Bailey Cooper, di Bristol (Regno Unito), ha combattuto il linfoma Non-Hodgkin per 15 mesi ed è stato determinato a vivere il tempo necessario per tenere in braccio la nuova arrivata.

La storia è stata raccontata dal Daily Mail.

Sua madre Rachel, 28 anni, ha dato alla luce sua figlia nel novembre scorso e Bailey l’ha chiamata Millie.

La famiglia ha adesso pubblicato le foto di Bailey che culla Millie per la prima volta dopo la sua nascita e il giorno prima della sua morte alla vigilia di Natale.

La madre di Bailey ha raccontato: “Non pensavamo che avrebbe vissuto così tanto, ma ha resistito per incontrare Millie. Quando la bambina è nata, Bailey l’ha abbracciata e ha fatto tutto quello che un fratello maggiore avrebbe fatto: cambiarla, lavarla, cantarle la ninna nanna“.

Suo padre, Lee, 30 anni, ha aggiunto: “I medici hanno detto che sarebbe morto prima che nascesse Millie. Così, però, non è avvenuto. Ha lottato e, sulla strada per l’ospedale, ha detto che avremmo dovuto chiamarla Millie“.

La famiglia sapeva che era difficile che Bailey fosse sopravvissuto per festeggiare il Natale ma lo ha incoraggiato ugualmente a scrivere una lista di regali che avrebbe voluto.

I suoi genitori hanno notato che sembrava che i regali fossero stati scelti insieme al fratello minore, Riley, di sei anni.

Sapendo che stava per morire, Bailey aveva programmato il suo funerale e ha chiesto ai partecipanti di presentarsi con addosso un costume da supereroe.

Bailey ha detto ai suoi genitori quando si sono incontrati per l’ultima volta: “Potete piangere solo per 20 minuti. Dovete prendervi cura di Riley e Millie“.

E quando sua nonna gli ha detto che desiderava poter prendere il suo posto, il bambino le ha risposto: “Sei egoista. Hai dei nipoti di cui occuparti“.

Dopo essere stato portato in un ospedale il 22 dicembre, la famiglia di Bailey si è riunita al suo capezzale e gli ha letto delle storie per fargli compagnia.

Rachel ha raccontato: “Alle 11.45 della vigilia di Natale eravamo con lui. Sapevamo che stava per morire. Gli abbiamo detto ‘È ora di andare Bailey. Stop’“.

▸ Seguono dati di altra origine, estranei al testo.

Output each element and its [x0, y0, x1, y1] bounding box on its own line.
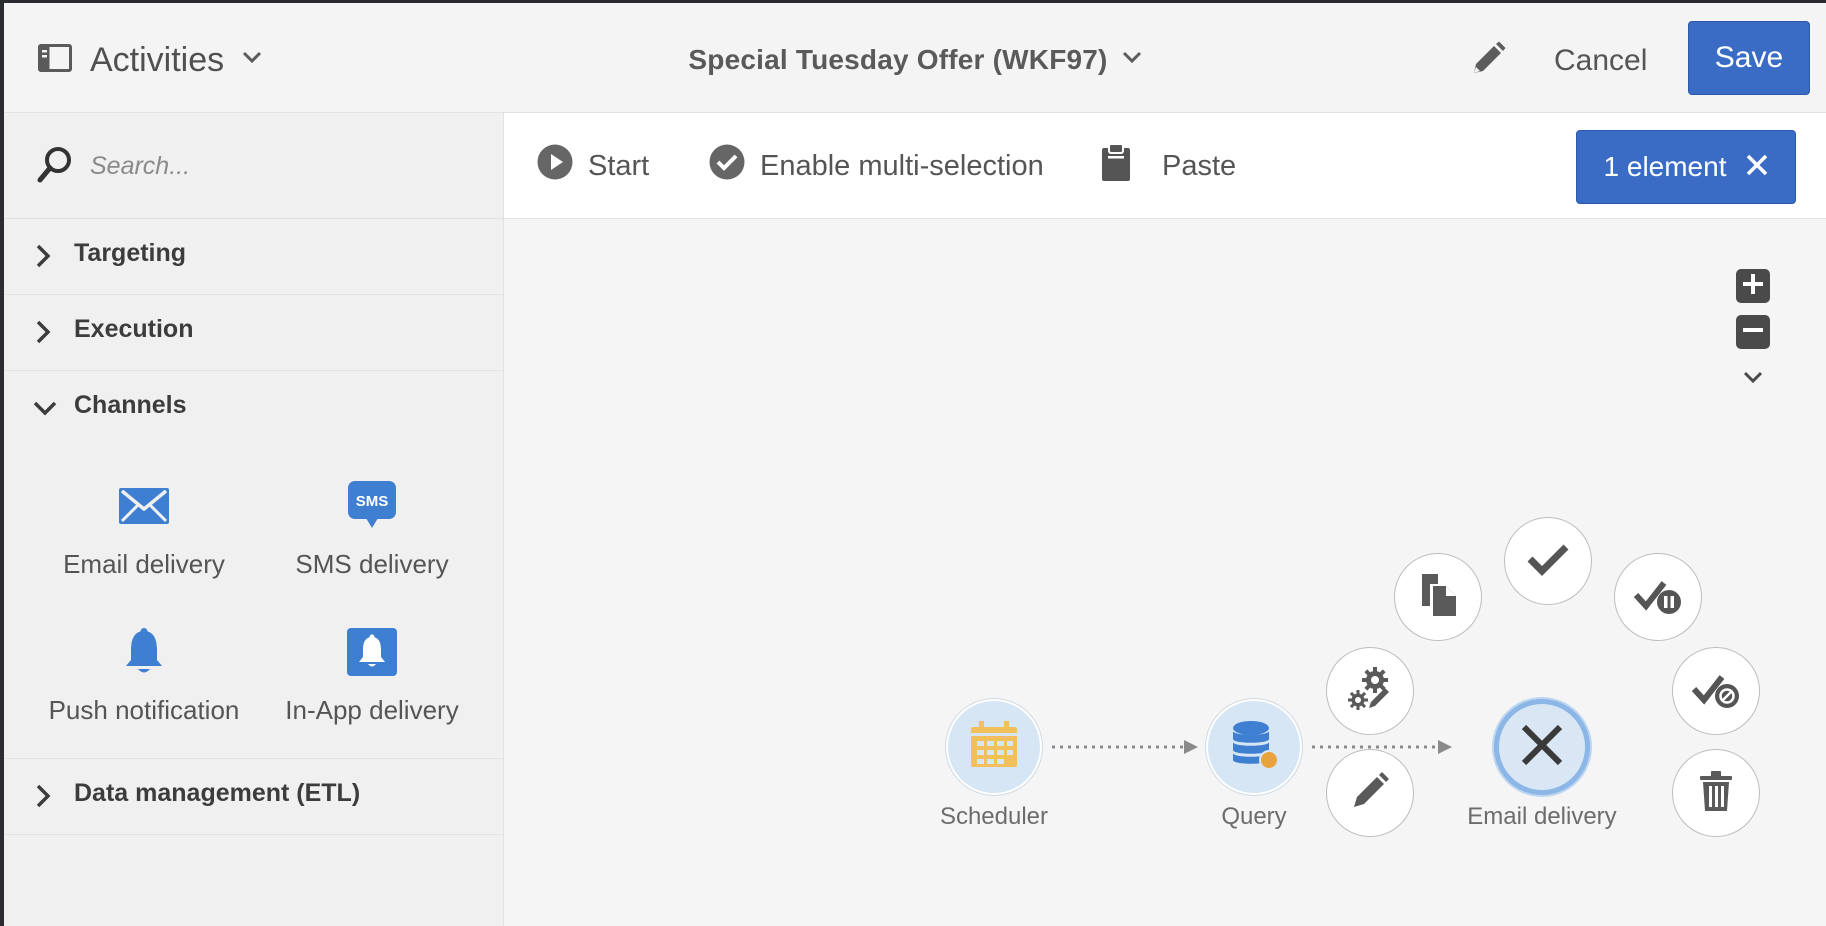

Nel momento in cui abbiamo detto ‘stop’, ha esalato il suo ultimo respiro e una piccola lacrima è uscita dai suoi occhi. Era in pace“.

Il padre ha aggiunto: “Avremmo preso tutto ciò che chiedeva. Ma con la maggior parte delle cose non aveva mai giocato. Erano più adatti per il suo fratellino. Aveva scelto tutto per Riley“.